Mas, então. Eu vi lá esse filme. Era com a Doris Day.
Eu não lembro quase nada (e não vou googlar… deixa eu viver com essa lembrança imperfeita), a não ser que eu acho que tinha uma musiquinha bacana, com o mesmo título, e que justamente o nome do filme me pegou: where were you when the lights went out. Gostei do som. Curti o “peso” das sílabas. A série de aliterações…
Era mais um jeito idiota de eu ir dando mostras do que ia fazer da vida.
E lembro também que o filme (acho que eles declaravam isso na abertura) era baseado num grande blecaute que aconteceu (em Nova York?) acho que nos anos sessenta. E acompanhava o que as personagens faziam durante aquilo tudo.
Eu gosto da Doris Day.
*
Essa semana aqui em casa a gente passou mais de seis horas sem luz, depois do ventão de quarta pra quinta.
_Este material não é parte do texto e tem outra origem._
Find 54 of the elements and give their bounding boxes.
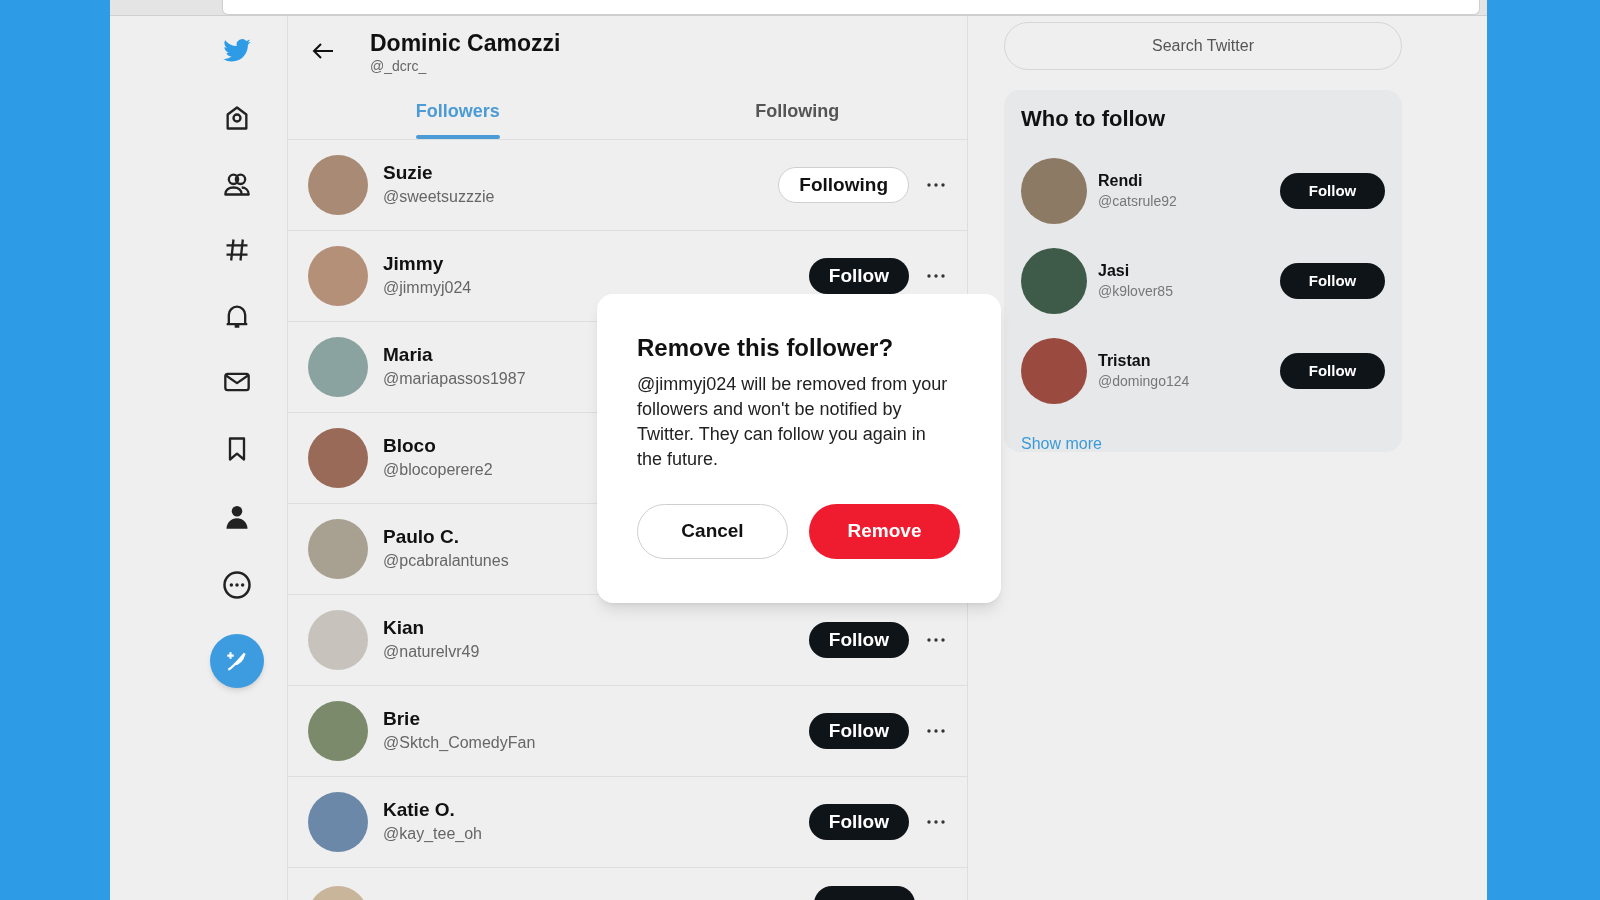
user-name: Kian — [383, 616, 425, 640]
remove-button[interactable]: Remove — [809, 504, 960, 559]
user-name: Maria — [383, 343, 433, 367]
user-handle: @blocoperere2 — [383, 460, 493, 480]
user-handle: @catsrule92 — [1098, 191, 1178, 211]
user-name: Rendi — [1098, 170, 1144, 191]
user-handle: @domingo124 — [1098, 371, 1191, 391]
avatar-photo-placeholder — [308, 155, 368, 215]
follow-button[interactable]: Follow — [1280, 173, 1385, 209]
user-handle: @jimmyj024 — [383, 278, 472, 298]
user-name: Bloco — [383, 434, 436, 458]
follow-button[interactable]: Follow — [808, 804, 909, 840]
follow-button[interactable]: Follow — [1280, 263, 1385, 299]
avatar-photo-placeholder — [308, 428, 368, 488]
user-name: Jasi — [1098, 260, 1131, 281]
avatar-photo-placeholder — [308, 701, 368, 761]
user-handle: @naturelvr49 — [383, 642, 480, 662]
follow-button[interactable]: Follow — [808, 258, 909, 294]
avatar-photo-placeholder — [308, 610, 368, 670]
cancel-button[interactable]: Cancel — [637, 504, 788, 559]
follow-button[interactable]: Follow — [808, 622, 909, 658]
more-icon[interactable] — [927, 274, 945, 278]
user-name: Brie — [383, 707, 420, 731]
user-name: Tristan — [1098, 350, 1152, 371]
user-name: Jimmy — [383, 252, 444, 276]
user-handle: @Sktch_ComedyFan — [383, 733, 536, 753]
card-title: Who to follow — [1021, 105, 1167, 133]
user-name: Suzie — [383, 161, 433, 185]
user-name: Paulo C. — [383, 525, 459, 549]
profile-handle: @_dcrc_ — [370, 57, 428, 76]
dialog-message: @jimmyj024 will be removed from your followers and won't be notified by Twitter. They can follow you again in the future. — [637, 373, 949, 471]
follow-button[interactable]: Follow — [808, 713, 909, 749]
user-handle: @mariapassos1987 — [383, 369, 526, 389]
back-arrow-icon[interactable] — [312, 42, 334, 60]
more-icon[interactable] — [927, 820, 945, 824]
user-handle: @sweetsuzzzie — [383, 187, 495, 207]
more-icon[interactable] — [927, 183, 945, 187]
user-handle: @kay_tee_oh — [383, 824, 482, 844]
follow-button[interactable]: Follow — [1280, 353, 1385, 389]
more-options-icon[interactable] — [221, 570, 252, 600]
avatar-photo-placeholder — [308, 519, 368, 579]
avatar-photo-placeholder — [308, 337, 368, 397]
compose-button[interactable] — [209, 634, 264, 688]
more-icon[interactable] — [927, 638, 945, 642]
following-button[interactable]: Following — [778, 167, 909, 203]
user-name: Katie O. — [383, 798, 455, 822]
profile-name: Dominic Camozzi — [370, 30, 561, 56]
avatar-photo-placeholder — [308, 246, 368, 306]
user-handle: @pcabralantunes — [383, 551, 509, 571]
more-icon[interactable] — [927, 729, 945, 733]
user-handle: @k9lover85 — [1098, 281, 1174, 301]
avatar-photo-placeholder — [308, 792, 368, 852]
dialog-title: Remove this follower? — [637, 334, 895, 362]
tab[interactable]: Following — [755, 98, 840, 139]
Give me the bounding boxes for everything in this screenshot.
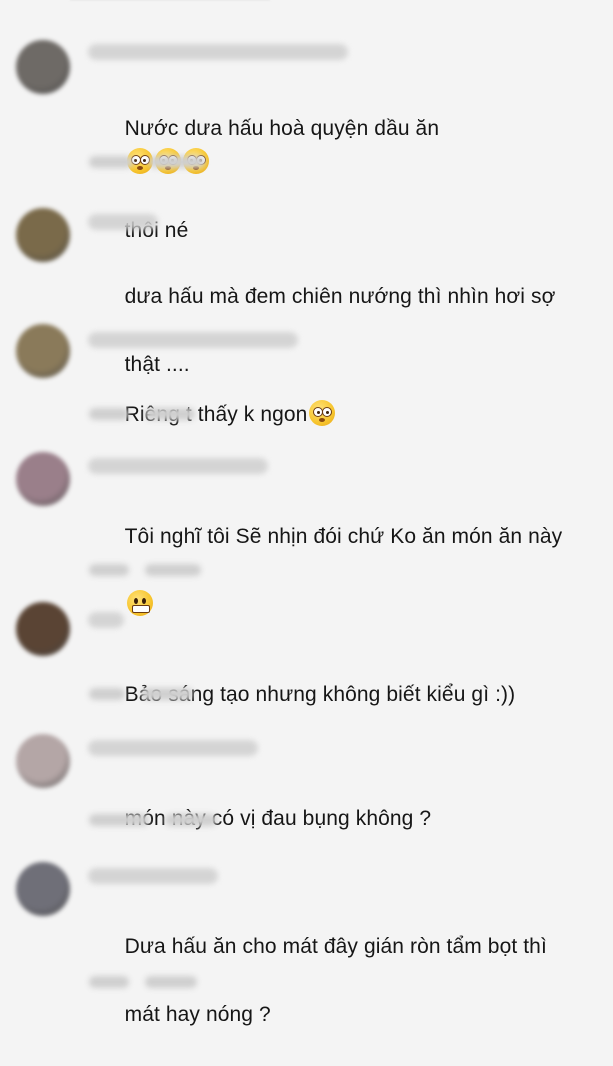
reply-button-blurred[interactable] [145,564,201,576]
comment-meta-blurred [89,408,195,422]
comment-line: dưa hấu mà đem chiên nướng thì nhìn hơi … [124,285,556,308]
grimacing-face-icon [126,590,153,616]
comment-list: Nước dưa hấu hoà quyện dầu ăn thôi né dư… [0,0,613,1026]
avatar[interactable] [16,208,70,262]
timestamp-blurred [89,564,129,576]
comment-meta-blurred [89,156,205,170]
timestamp-blurred [89,814,149,826]
comment-meta-blurred [89,976,197,990]
comment-line: Dưa hấu ăn cho mát đây gián ròn tẩm bọt … [124,935,547,958]
timestamp-blurred [89,688,125,700]
reply-button-blurred[interactable] [145,408,195,420]
avatar[interactable] [16,862,70,916]
username-blurred[interactable] [88,214,158,230]
username-blurred[interactable] [88,44,348,60]
comment-line: mát hay nóng ? [124,1003,271,1026]
avatar[interactable] [16,734,70,788]
comment-meta-blurred [89,688,193,702]
reply-button-blurred[interactable] [165,814,217,826]
timestamp-blurred [89,156,133,168]
flushed-face-icon [309,400,336,426]
comment-line: Nước dưa hấu hoà quyện dầu ăn [124,117,440,140]
username-blurred[interactable] [88,612,124,628]
timestamp-blurred [89,408,129,420]
avatar[interactable] [16,452,70,506]
reply-button-blurred[interactable] [141,688,193,700]
reply-button-blurred[interactable] [145,976,197,988]
username-blurred[interactable] [88,332,298,348]
username-blurred[interactable] [88,458,268,474]
avatar[interactable] [16,602,70,656]
comment-line: Tôi nghĩ tôi Sẽ nhịn đói chứ Ko ăn món ă… [124,525,563,548]
avatar[interactable] [16,324,70,378]
timestamp-blurred [89,976,129,988]
comment-meta-blurred [89,564,201,578]
comment-meta-blurred [89,814,217,828]
username-blurred[interactable] [88,740,258,756]
avatar[interactable] [16,40,70,94]
username-blurred[interactable] [88,868,218,884]
reply-button-blurred[interactable] [149,156,205,168]
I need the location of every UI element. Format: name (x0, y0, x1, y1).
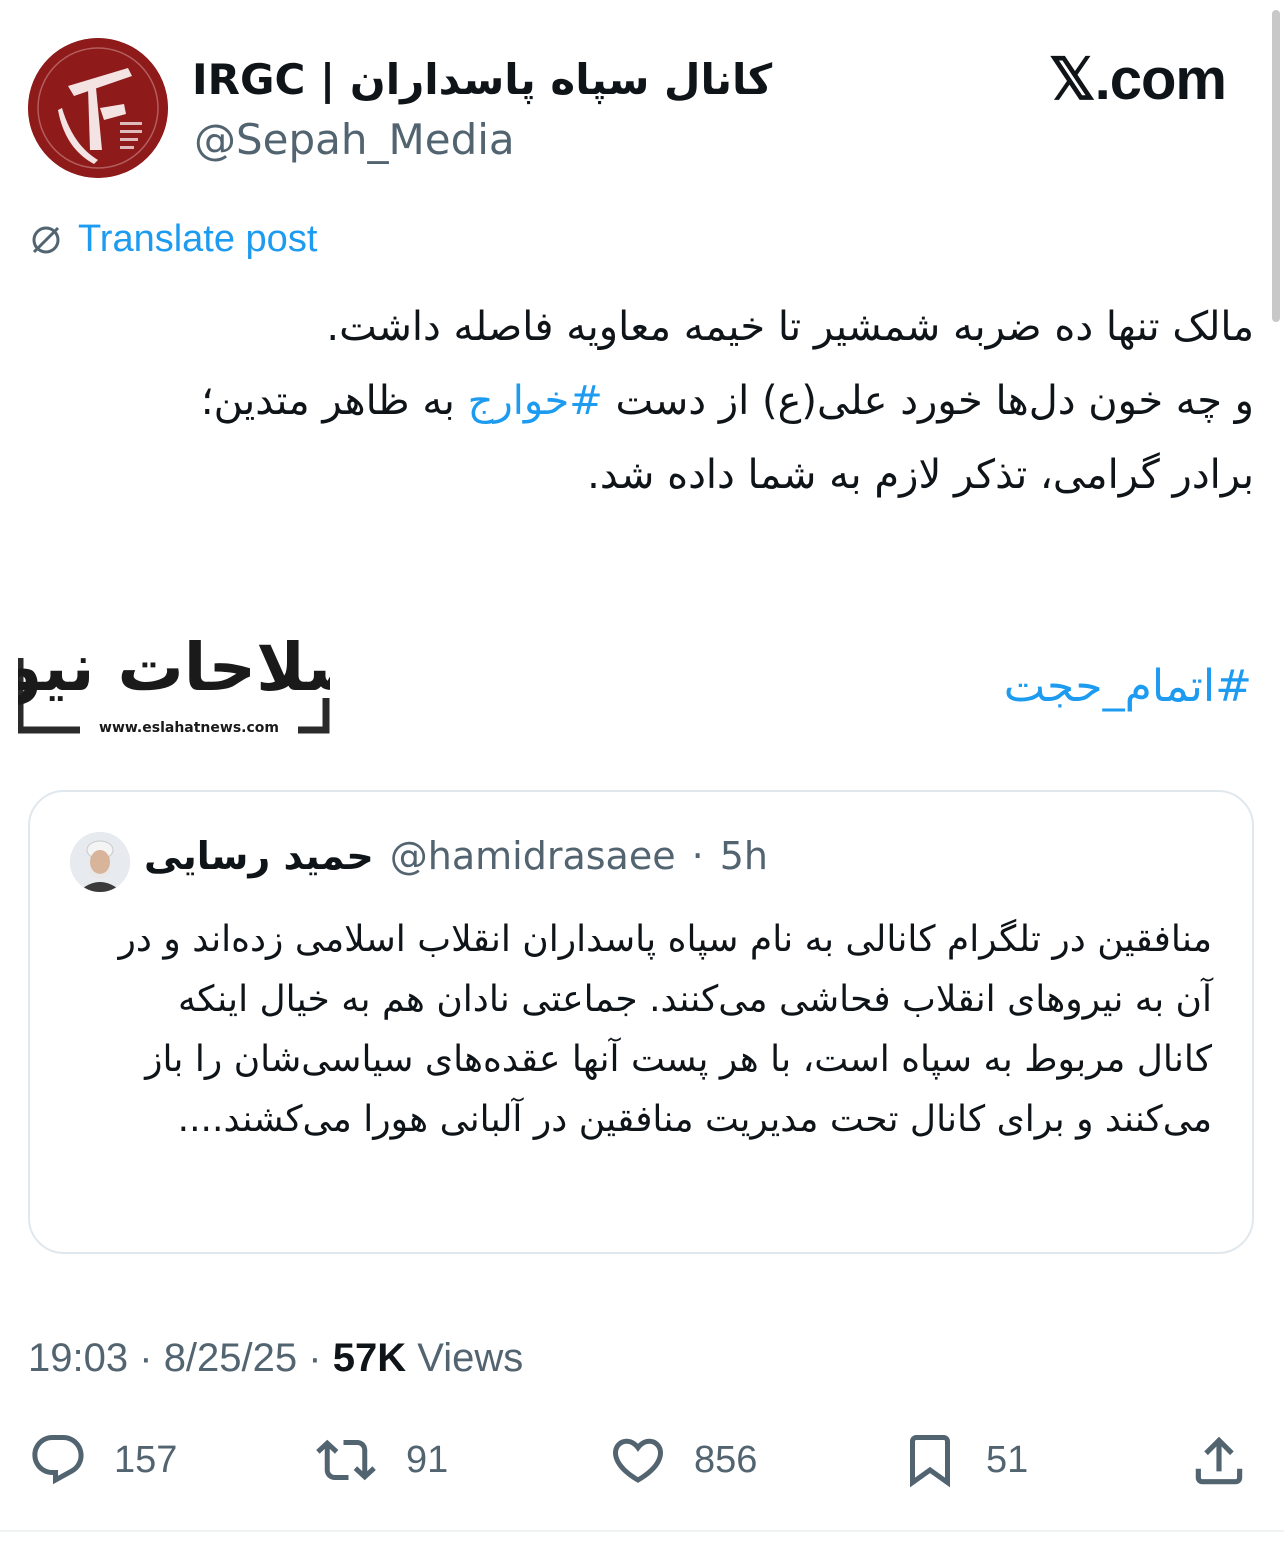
tweet-line-2-end: به ظاهر متدین؛ (200, 378, 468, 424)
bookmark-button[interactable]: 51 (900, 1430, 1028, 1490)
quoted-tweet-card[interactable]: حمید رسایی @hamidrasaee · 5h منافقین در … (28, 790, 1254, 1254)
action-bar: 157 91 856 51 (0, 1430, 1284, 1494)
repost-icon (316, 1439, 376, 1481)
bookmark-icon (910, 1435, 950, 1488)
like-count: 856 (694, 1438, 758, 1481)
quoted-user-handle[interactable]: @hamidrasaee (390, 834, 676, 878)
tweet-line-3: برادر گرامی، تذکر لازم به شما داده شد. (587, 452, 1254, 498)
watermark-url: www.eslahatnews.com (99, 720, 279, 736)
quoted-separator: · (691, 834, 704, 878)
profile-avatar[interactable] (28, 38, 168, 178)
quoted-avatar-photo (70, 832, 130, 892)
hashtag-final-link[interactable]: #اتمام_حجت (1004, 652, 1252, 722)
bottom-divider (0, 1530, 1284, 1532)
reply-icon (32, 1435, 84, 1485)
repost-button[interactable]: 91 (312, 1430, 448, 1490)
display-name[interactable]: IRGC | کانال سپاه پاسداران (192, 52, 772, 108)
tweet-text: مالک تنها ده ضربه شمشیر تا خیمه معاویه ف… (60, 290, 1254, 512)
quoted-user-avatar[interactable] (70, 832, 130, 892)
eslahatnews-watermark: اصلاحات نیوز www.eslahatnews.com (0, 580, 393, 740)
hashtag-link[interactable]: #خوارج (468, 378, 603, 424)
tweet-line-2-start: و چه خون دل‌ها خورد علی(ع) از دست (602, 378, 1254, 424)
views-label: Views (417, 1336, 524, 1380)
scrollbar[interactable] (1272, 10, 1280, 322)
tweet-meta: 19:03 · 8/25/25 · 57K Views (28, 1330, 523, 1386)
watermark-logo: اصلاحات نیوز www.eslahatnews.com (0, 629, 393, 736)
site-logo: 𝕏.com (1048, 47, 1227, 112)
irgc-emblem-icon (28, 38, 168, 178)
translate-label: Translate post (78, 218, 318, 260)
translate-post-link[interactable]: Translate post (28, 218, 317, 261)
tweet-date[interactable]: 8/25/25 (164, 1336, 297, 1380)
user-handle[interactable]: @Sepah_Media (194, 112, 515, 168)
share-button[interactable] (1188, 1430, 1250, 1492)
like-button[interactable]: 856 (608, 1430, 757, 1490)
reply-count: 157 (114, 1438, 178, 1481)
tweet-time[interactable]: 19:03 (28, 1336, 128, 1380)
tweet-line-1: مالک تنها ده ضربه شمشیر تا خیمه معاویه ف… (326, 304, 1254, 350)
meta-separator-2: · (308, 1336, 322, 1380)
tweet-line-2: و چه خون دل‌ها خورد علی(ع) از دست #خوارج… (60, 364, 1254, 438)
quoted-tweet-header: حمید رسایی @hamidrasaee · 5h (144, 834, 768, 878)
views-count: 57K (332, 1336, 407, 1380)
share-icon (1195, 1436, 1243, 1485)
bookmark-count: 51 (986, 1438, 1029, 1481)
heart-icon (612, 1438, 664, 1483)
quoted-time: 5h (719, 834, 768, 878)
quoted-tweet-text: منافقین در تلگرام کانالی به نام سپاه پاس… (118, 919, 1212, 1140)
watermark-logo-text: اصلاحات نیوز (18, 629, 330, 707)
translate-icon (32, 226, 60, 253)
reply-button[interactable]: 157 (28, 1430, 177, 1490)
repost-count: 91 (406, 1438, 449, 1481)
quoted-user-name[interactable]: حمید رسایی (144, 834, 374, 878)
meta-separator: · (139, 1336, 153, 1380)
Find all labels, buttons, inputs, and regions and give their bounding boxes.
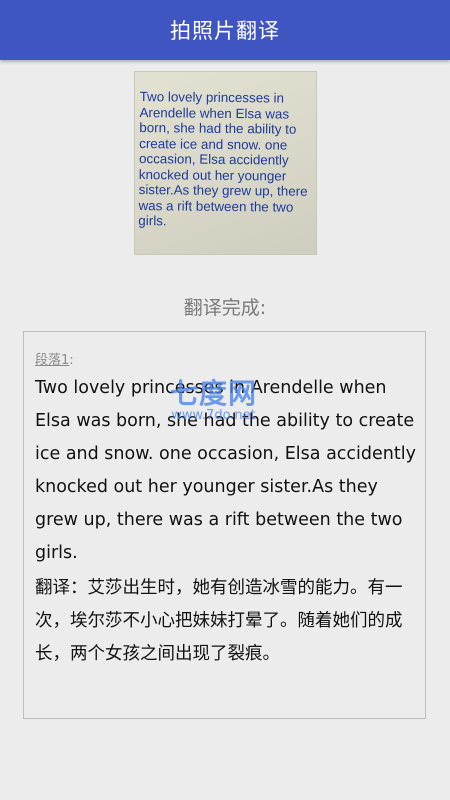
result-body: Two lovely princesses in Arendelle when …	[35, 372, 419, 671]
translated-text: 翻译：艾莎出生时，她有创造冰雪的能力。有一次，埃尔莎不小心把妹妹打晕了。随着她们…	[35, 578, 403, 664]
paragraph-label: 段落1:	[35, 349, 74, 368]
original-text: Two lovely princesses in Arendelle when …	[35, 378, 416, 563]
captured-photo[interactable]: Two lovely princesses in Arendelle when …	[134, 71, 317, 255]
photo-text: Two lovely princesses in Arendelle when …	[138, 89, 308, 229]
app-title: 拍照片翻译	[170, 19, 280, 43]
paragraph-label-text: 段落1	[35, 353, 70, 368]
paragraph-label-colon: :	[69, 353, 74, 368]
translation-status: 翻译完成:	[183, 297, 267, 319]
app-bar: 拍照片翻译	[0, 0, 450, 60]
result-card: 段落1: Two lovely princesses in Arendelle …	[23, 331, 426, 719]
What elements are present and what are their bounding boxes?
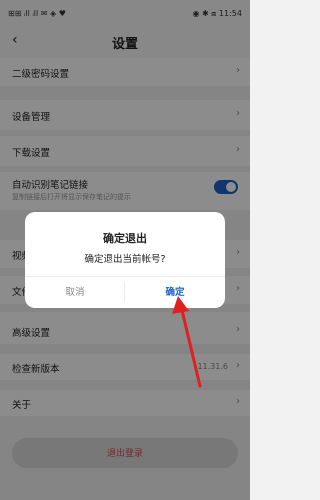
annotation-arrow-icon — [172, 296, 202, 388]
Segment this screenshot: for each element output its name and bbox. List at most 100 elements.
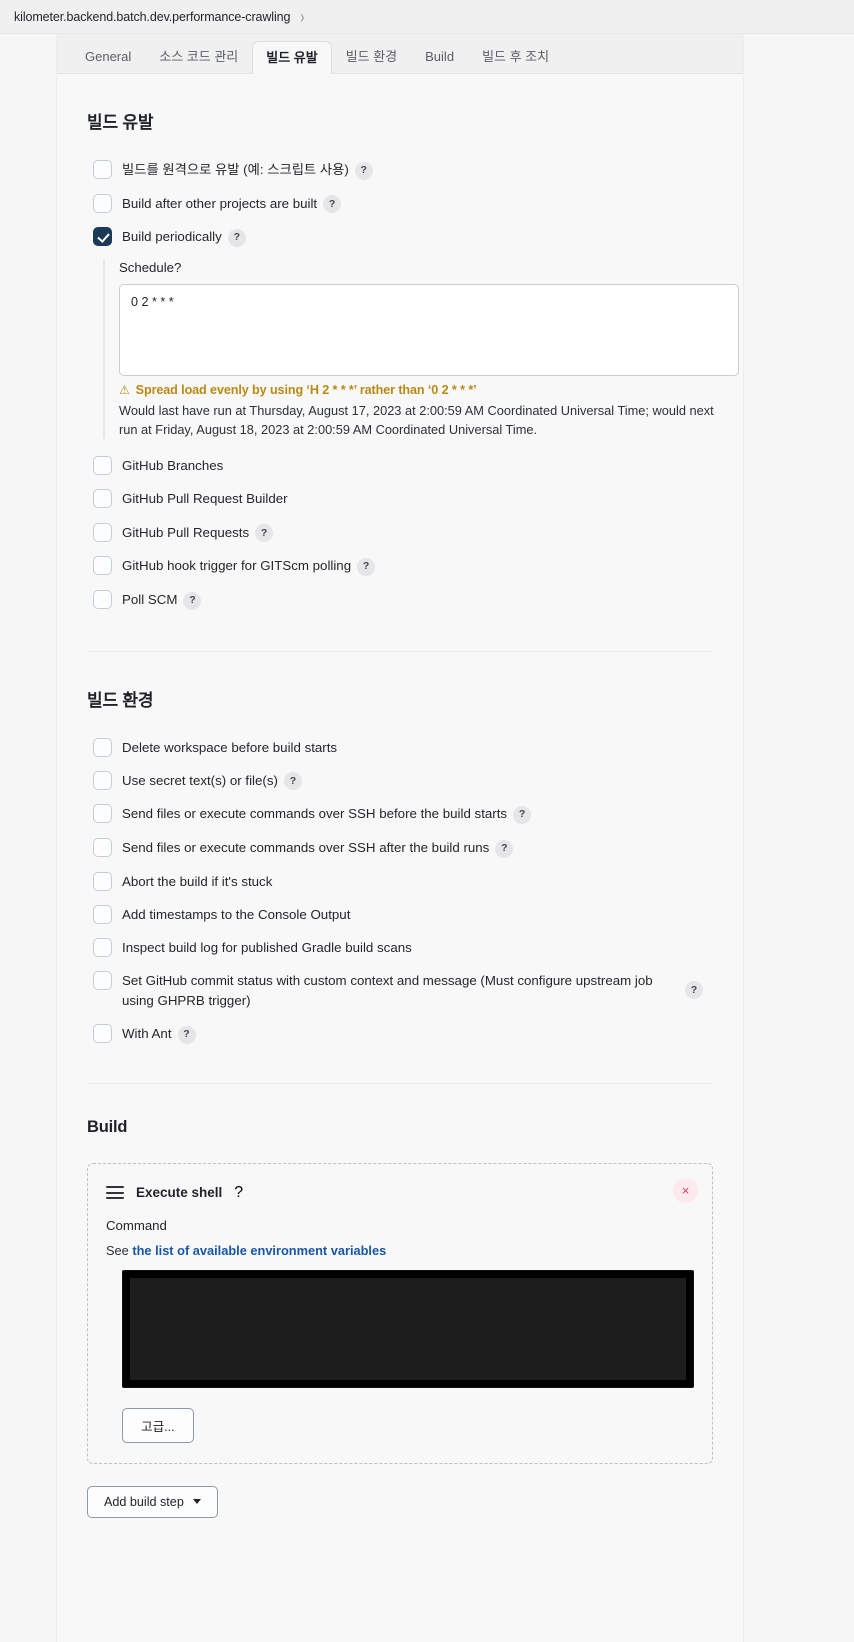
checkbox-row-build-after-other-projects[interactable]: Build after other projects are built?: [87, 193, 713, 214]
environment-variables-line: See the list of available environment va…: [106, 1243, 696, 1258]
drag-handle-icon[interactable]: [106, 1186, 124, 1200]
tab-post-build-actions[interactable]: 빌드 후 조치: [468, 40, 563, 73]
label-inspect-gradle-build-scans: Inspect build log for published Gradle b…: [122, 940, 412, 956]
label-add-timestamps: Add timestamps to the Console Output: [122, 906, 351, 922]
config-tabs: General 소스 코드 관리 빌드 유발 빌드 환경 Build 빌드 후 …: [57, 34, 743, 74]
checkbox-row-add-timestamps[interactable]: Add timestamps to the Console Output: [87, 904, 713, 924]
tab-general[interactable]: General: [71, 40, 145, 73]
help-icon[interactable]: ?: [513, 806, 532, 825]
add-build-step-wrap: Add build step: [87, 1485, 713, 1518]
tab-source-code-management[interactable]: 소스 코드 관리: [145, 40, 252, 73]
checkbox-row-delete-workspace[interactable]: Delete workspace before build starts: [87, 737, 713, 757]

Computadores desligados, só deu pra começar a trabalhar depois das nove (meu normal é sentar aqui sete e pouquinho.. foram-se os tempos do Corujão). Fiquei lendo, antes disso.
Lendo, curiosamente, um romance (“The Crimson Petal and the White”, de Michel Faber [“Pétala Escarlate, Flor Branca”, no Brasil]) em que a personagem principal lê um texto que prevê, em 1874, um futuro eletrificado, onde o dia seria idêntico à noite. Ou seja, “um inferno”, pensa William Rackham.
Outro romance do Faber (“The Book of Strange New Things” [sem tradução no Brasil]) começa com a personagem dizendo que, apesar de ser religioso, ele tem que reconhecer que, ao olhar para a cidade de Londres toda iluminada, acha o mundo mais bonito depois das intervenções feitas pelo homem.
Eu concordaria com ele.
Mas enquanto eu ia lavando a louça do café da manhã naquela quinta-feira, ouvindo jazz numa caixinha sem-fio (a bateria) emparelhada com o meu telefone (com 60% de carga), eu olhava pela janela e pensava como o mundo ficava lindo sem a camada de luz, sem o zumbido permanente da nossa iluminação. Como era bonito, além disso, acompanhar o gradual aumento da luminosidade cinza daquele dia sem os postes tingindo tudo de uma cor de outro mundo. Do nosso mundo.
Todo mundo conhece a ideia de poluição luminosa, né?
Tem até um movimento de “cidades escuras” na Europa.
De minha parte, fiquei sabendo que isso existia em conversas com um amigo (Salve, Guerra!) interessado em astronomia, coisa de quase 30 anos atrás.
Deitados num campo de futebol vazio num clube em Almirante Tamandaré onde a gente tinha ido acampar. Vendo estrelas que em Curitiba nunca seriam visíveis.
Mas olha que cinismo, ao mesmo tempo. Eu estava ali tendo todos esses pensamentos bucólicos enquanto ouvia música baixada da Apple Music, gravada eletronicamente, distribuída digitalmente, que eu conseguia ouvir eletricamente mesmo num blecaute graças à grande mágica das baterias recarregáveis.
Mesmo antes de ouvir a geladeira voltar à vida (nossa geladeira é mais velha que o filme da Doris Day, diga-se de passagem), eu estava ainda dentro do nosso mundo elétrico. Dentro daquela bolha de civilização que qualquer blecaute sempre parece mostrar pra gente que pode, sim, ruir a qualquer momento.
Uma bolha que depende da luz.
Mas que depende, igualmente, do fio que a gente vai amarrando em todas as coisas; um fio que é feito de histórias. De filmes do Corujão, de livros.
Por mais que possa ter me entregado a devaneios pastorais, eu vi o blecaute com os olhos de um leitor.
E quando voltou a luz, eu pude voltar ao capítulo que tinha parado de traduzir na quarta à noite. Um capítulo climático de um romance (“City on Fire”, Garth Risk Hallberg) todo centrado no grande blecaute que aconteceu em Nova York em 1977.
Sério.
Sem brincadeira.
Na minha tradução, a luz de Nova York tinha acabado exatamente na quarta-feira, antes da ventania.